Histoire de photographe amateur

Depuis que le numérique existe tout le monde peut faire des photos.
C’est l’art le plus populaire qui soit.
Si tu as un téléphone portable tu peux faire des photos.
Certaines personnes sont très douées d’ailleurs.

Je fais des photos depuis toute petite.
Essentiellement des gens qui m’entourent.
Je ne suis pas douée.
Vraiment sans fausse modestie.

Il y a trente ans ça coûtait cher : les pellicules permettaient au maximum une trentaine de pauses et il fallait les faire développer.

Je continue à les faire développer, pour certaines.
J’aime bien avoir mes photos sous les yeux.

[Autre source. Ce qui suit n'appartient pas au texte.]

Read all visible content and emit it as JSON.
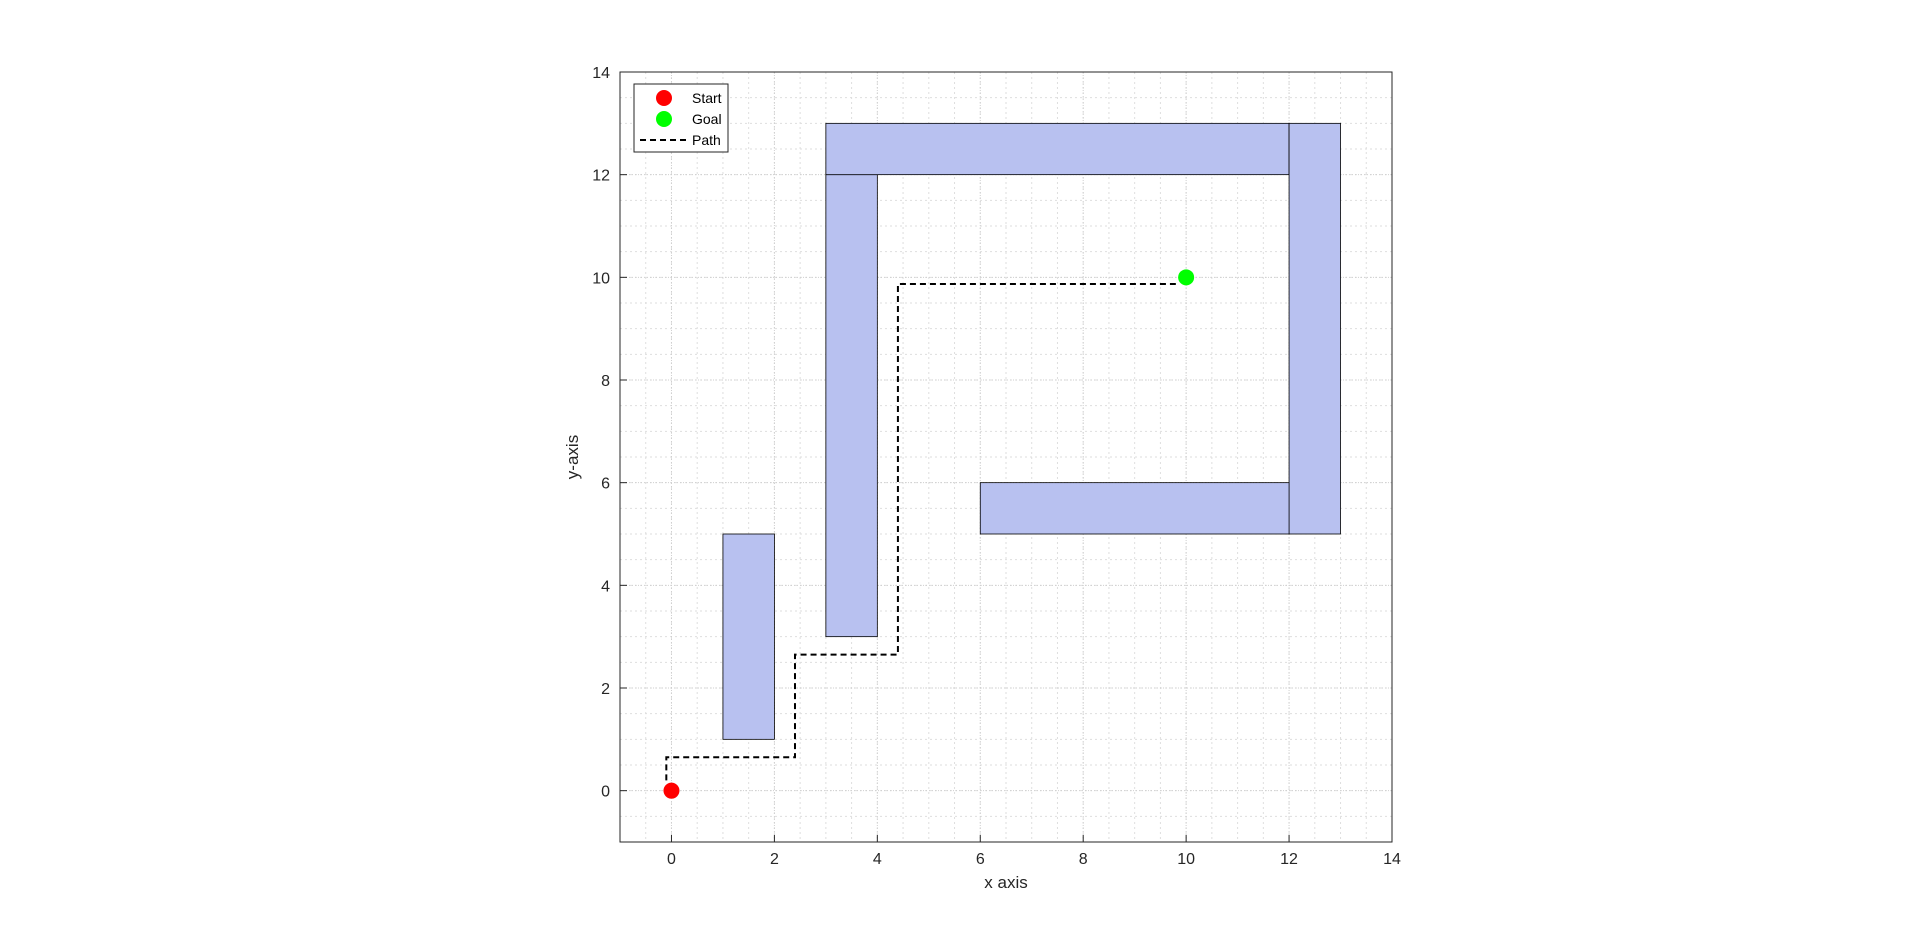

La semaine dernière j’ai amené un album complet à maman.
J’ai numérisé de très vieux clichés et les ai regroupés dans un livre album.
Elle a été très émue, ne se rappelant absolument pas de la plupart des moments matérialisés sous ses yeux.
Ça raconte l’histoire de la famille, il y a les morts qui côtoient des bébés,
Les bébés grandissent, rient, font des grimaces, se déguisent, mangent des cerises, ouvrent des paquets cadeaux après avoir soufflé des bougies.
Les morts disparaissent.
Y’en a qui se marient.
Il y a de nouveaux bébés.
Etc etc.
C’est plutôt souriant : on photographie les sourires, jamais les larmes.

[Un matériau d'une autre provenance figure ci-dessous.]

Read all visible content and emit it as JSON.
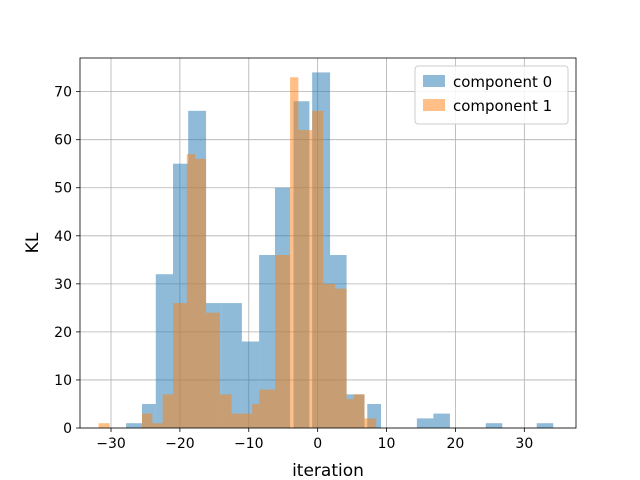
{
  "chart_data": {
    "type": "bar",
    "xlabel": "iteration",
    "ylabel": "KL",
    "xlim": [
      -34.5,
      37.5
    ],
    "ylim": [
      0,
      77
    ],
    "xticks": [
      -30,
      -20,
      -10,
      0,
      10,
      20,
      30
    ],
    "yticks": [
      0,
      10,
      20,
      30,
      40,
      50,
      60,
      70
    ],
    "xtick_labels": [
      "−30",
      "−20",
      "−10",
      "0",
      "10",
      "20",
      "30"
    ],
    "ytick_labels": [
      "0",
      "10",
      "20",
      "30",
      "40",
      "50",
      "60",
      "70"
    ],
    "grid": true,
    "legend_position": "upper-right",
    "series": [
      {
        "name": "component 0",
        "color": "#1f77b4",
        "alpha": 0.5,
        "bins": [
          {
            "x0": -27.8,
            "x1": -25.5,
            "count": 1
          },
          {
            "x0": -25.5,
            "x1": -23.5,
            "count": 5
          },
          {
            "x0": -23.5,
            "x1": -21.0,
            "count": 32
          },
          {
            "x0": -21.0,
            "x1": -18.8,
            "count": 55
          },
          {
            "x0": -18.8,
            "x1": -16.2,
            "count": 66
          },
          {
            "x0": -16.2,
            "x1": -14.0,
            "count": 26
          },
          {
            "x0": -14.0,
            "x1": -11.0,
            "count": 26
          },
          {
            "x0": -11.0,
            "x1": -8.5,
            "count": 18
          },
          {
            "x0": -8.5,
            "x1": -6.2,
            "count": 36
          },
          {
            "x0": -6.2,
            "x1": -4.0,
            "count": 50
          },
          {
            "x0": -3.5,
            "x1": -1.2,
            "count": 68
          },
          {
            "x0": -0.8,
            "x1": 1.8,
            "count": 74
          },
          {
            "x0": 1.8,
            "x1": 4.2,
            "count": 36
          },
          {
            "x0": 4.2,
            "x1": 6.8,
            "count": 7
          },
          {
            "x0": 7.2,
            "x1": 9.2,
            "count": 5
          },
          {
            "x0": 14.4,
            "x1": 16.8,
            "count": 2
          },
          {
            "x0": 16.8,
            "x1": 19.2,
            "count": 3
          },
          {
            "x0": 24.4,
            "x1": 26.8,
            "count": 1
          },
          {
            "x0": 31.8,
            "x1": 34.2,
            "count": 1
          }
        ]
      },
      {
        "name": "component 1",
        "color": "#ff7f0e",
        "alpha": 0.5,
        "bins": [
          {
            "x0": -31.8,
            "x1": -30.2,
            "count": 1
          },
          {
            "x0": -25.5,
            "x1": -24.0,
            "count": 3
          },
          {
            "x0": -24.0,
            "x1": -22.5,
            "count": 1
          },
          {
            "x0": -22.5,
            "x1": -21.0,
            "count": 7
          },
          {
            "x0": -21.0,
            "x1": -19.0,
            "count": 26
          },
          {
            "x0": -19.0,
            "x1": -17.8,
            "count": 57
          },
          {
            "x0": -17.8,
            "x1": -16.2,
            "count": 56
          },
          {
            "x0": -16.2,
            "x1": -14.2,
            "count": 24
          },
          {
            "x0": -14.2,
            "x1": -12.5,
            "count": 7
          },
          {
            "x0": -12.5,
            "x1": -9.5,
            "count": 3
          },
          {
            "x0": -9.5,
            "x1": -8.5,
            "count": 5
          },
          {
            "x0": -8.5,
            "x1": -6.2,
            "count": 8
          },
          {
            "x0": -6.2,
            "x1": -4.0,
            "count": 36
          },
          {
            "x0": -4.0,
            "x1": -2.8,
            "count": 73
          },
          {
            "x0": -2.8,
            "x1": -0.8,
            "count": 62
          },
          {
            "x0": -0.8,
            "x1": 0.8,
            "count": 66
          },
          {
            "x0": 0.8,
            "x1": 2.5,
            "count": 30
          },
          {
            "x0": 2.5,
            "x1": 4.2,
            "count": 29
          },
          {
            "x0": 4.2,
            "x1": 5.2,
            "count": 6
          },
          {
            "x0": 5.2,
            "x1": 6.8,
            "count": 7
          },
          {
            "x0": 6.8,
            "x1": 8.5,
            "count": 2
          }
        ]
      }
    ]
  }
}
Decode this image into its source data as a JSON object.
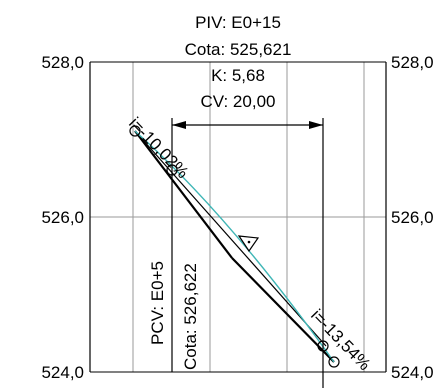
{
  "piv": {
    "station": "PIV: E0+15",
    "elevation": "Cota: 525,621",
    "k": "K: 5,68",
    "cv": "CV: 20,00"
  },
  "pcv": {
    "station": "PCV: E0+5",
    "elevation": "Cota: 526,622"
  },
  "grades": {
    "incoming": "i=-10,02%",
    "outgoing": "i=-13,54%"
  },
  "axis": {
    "left": {
      "top": "528,0",
      "mid": "526,0",
      "bottom": "524,0"
    },
    "right": {
      "top": "528,0",
      "mid": "526,0",
      "bottom": "524,0"
    }
  },
  "colors": {
    "tangent": "#000000",
    "curve": "#3fb6b6",
    "grid": "#9a9a9a",
    "frame": "#000000"
  }
}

Il y avait une chose très frappante dans cet album.
Que personne n’a remarqué.
Je ne suis jamais sur les photos. Normal me direz-vous : on ne peut pas tenir l’appareil et être sur la photo.
J’observe sans en faire partie.
Ça me résume bien. Celle qui est invisible.
Le livre d’histoire de ma famille, et que j’ai créé, m’est étranger.

Maintenant je fais des selfies.
J’observe mon image qui change.
J’aurais bien aimé avoir des photos de moi jeune.
Tant pis.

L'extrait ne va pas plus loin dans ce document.